More than anything, I wanted people to see that even in their flaws and traumas, women like her—like us—are still completely lovable and deeply capable of love. We don’t need to be healed to be worthy. We don’t need to be gentle to deserve grace. Sometimes the most human thing we can do is let ourselves be seen in all our contradictions—angry, tender, hopeful, undone—and trust that someone will still choose to stay.
Because that’s what makes emotion real: not perfection, but permission.
Shadows in Dream Stone: Rage as Revelation
Rage gets a bad reputation, like it’s something we have to tame or outgrow. But in truth, rage is revelation. It’s the moment we finally see what has been hurting us and refuse to look away.

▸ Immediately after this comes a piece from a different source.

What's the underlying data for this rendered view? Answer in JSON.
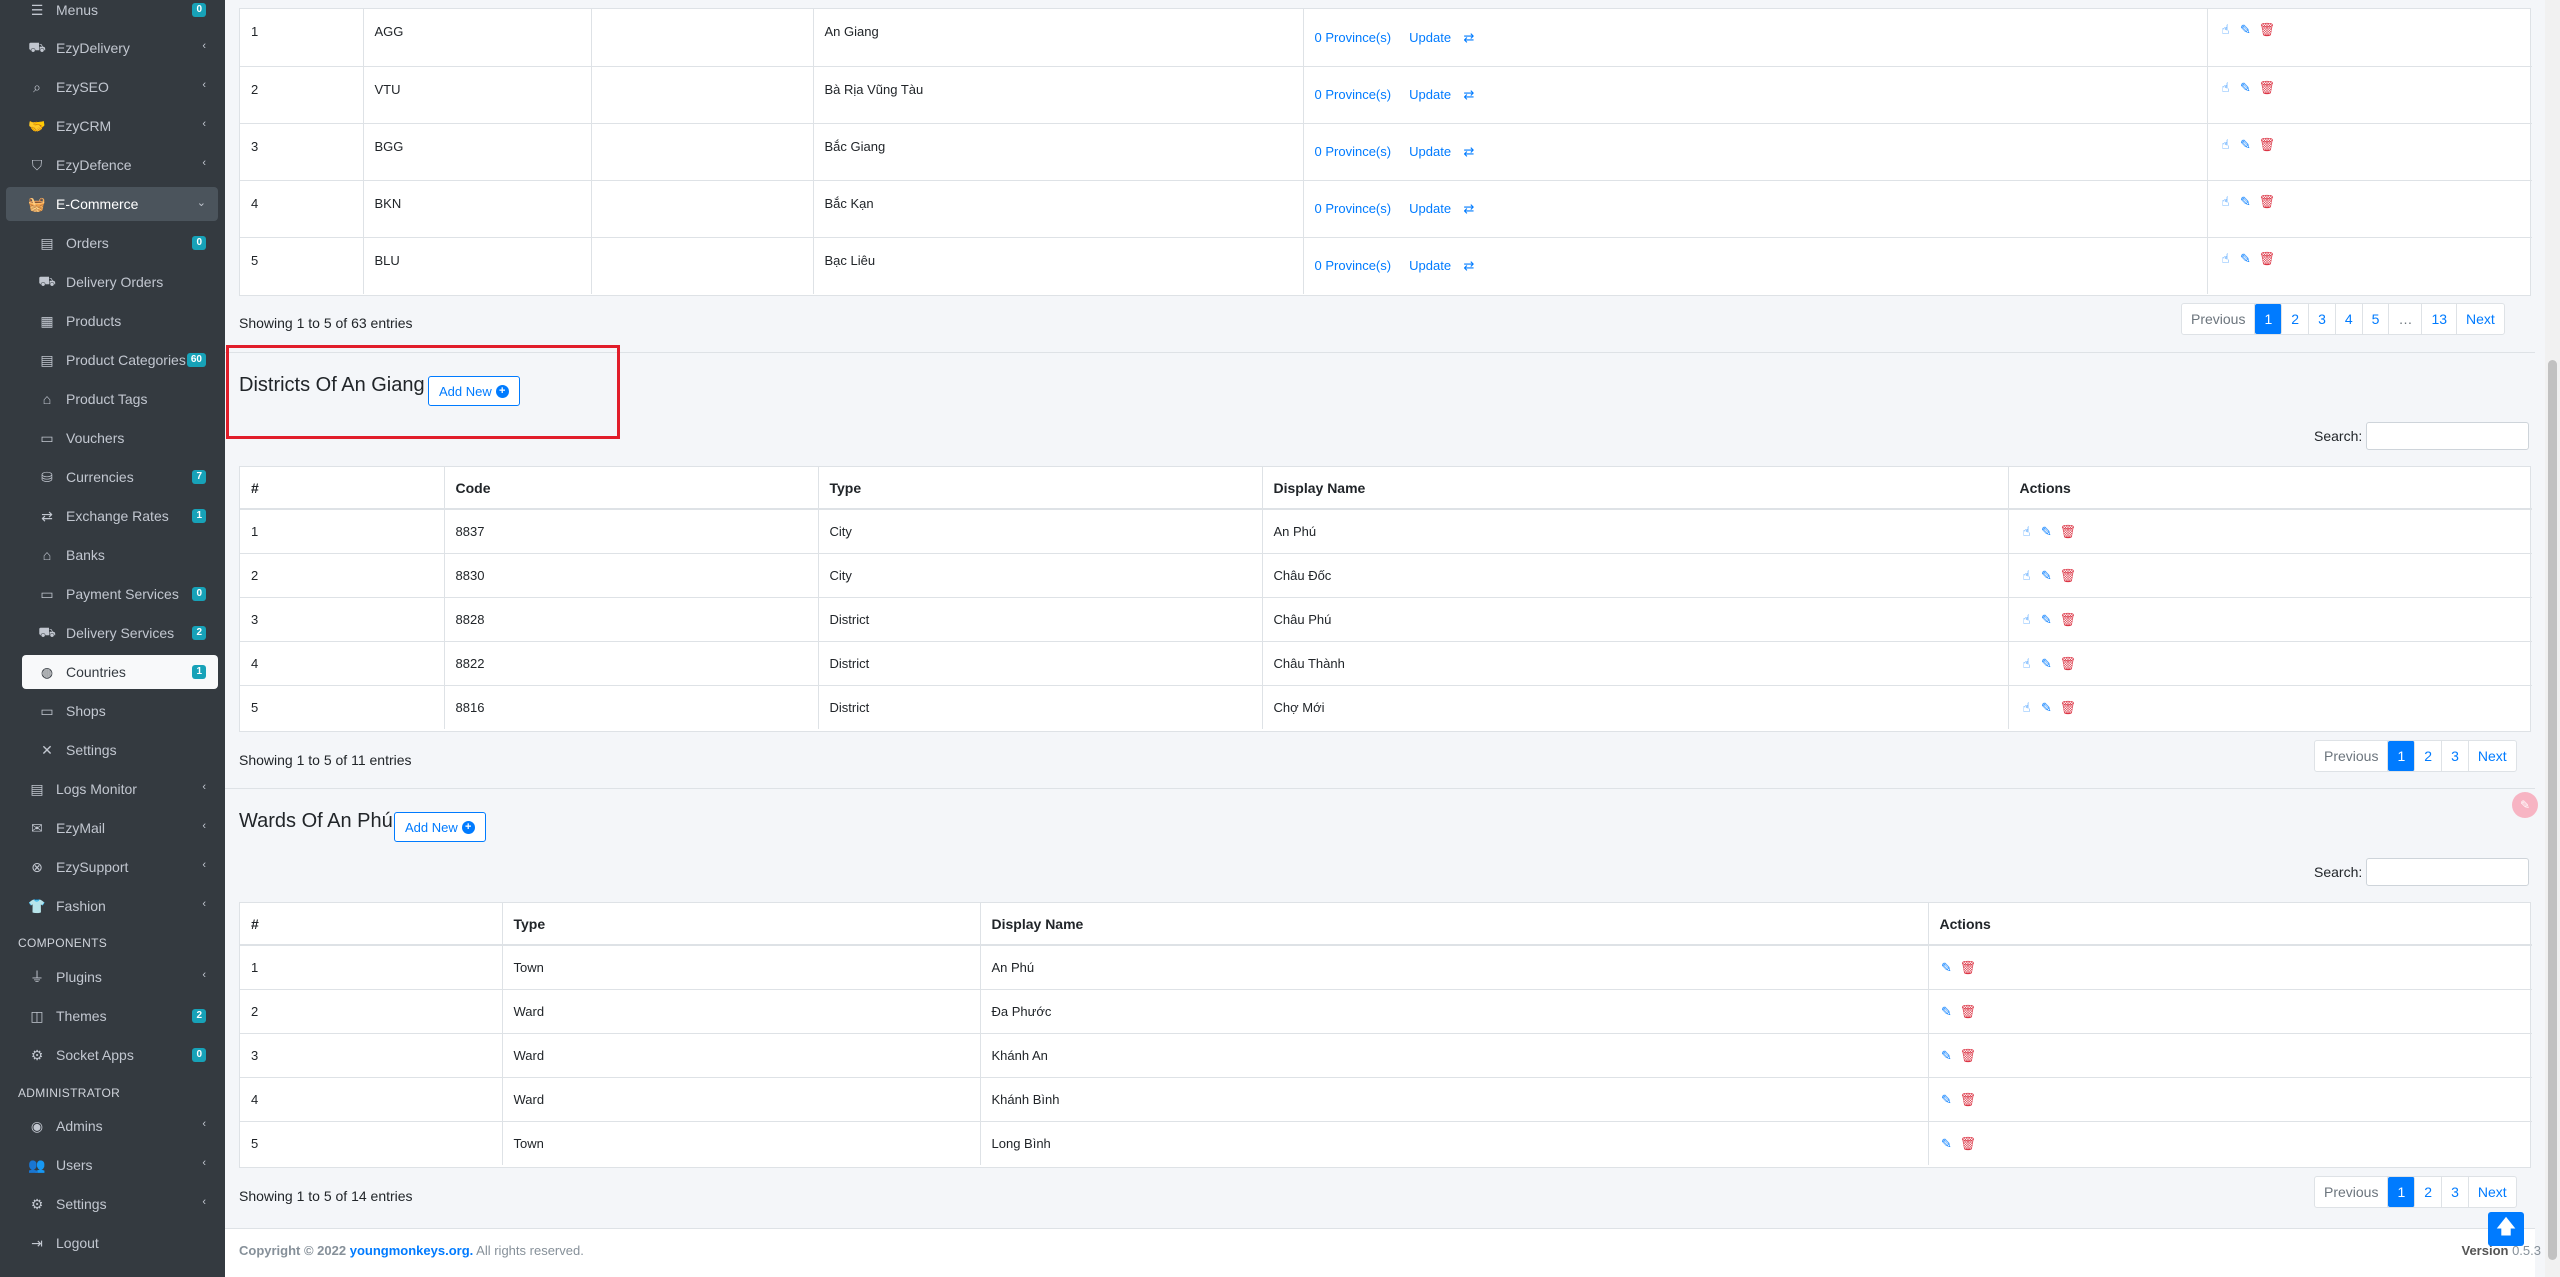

When I wrote Shadows in Dream Stone, I realized Abaddon’s anger wasn’t just a reaction to injustice. It was the light by which she began to see herself clearly. Rage gave her language. It gave her boundaries. It gave her back her name.
That’s what I want readers to feel, too: that rage doesn’t make you unkind or unlovable. It means your heart is still alive enough to notice what’s wrong. It’s the pulse that says, I still care enough to want better.
In every woman I know, there’s a version of Abaddon—a quiet storm of compassion and exhaustion, of love that’s carried the weight of too many worlds. Rage is not what destroys her. It’s what wakes her up.
Because beneath the fire, there’s always something sacred: the hope that things can still change, that we can still love, that the story isn’t over yet.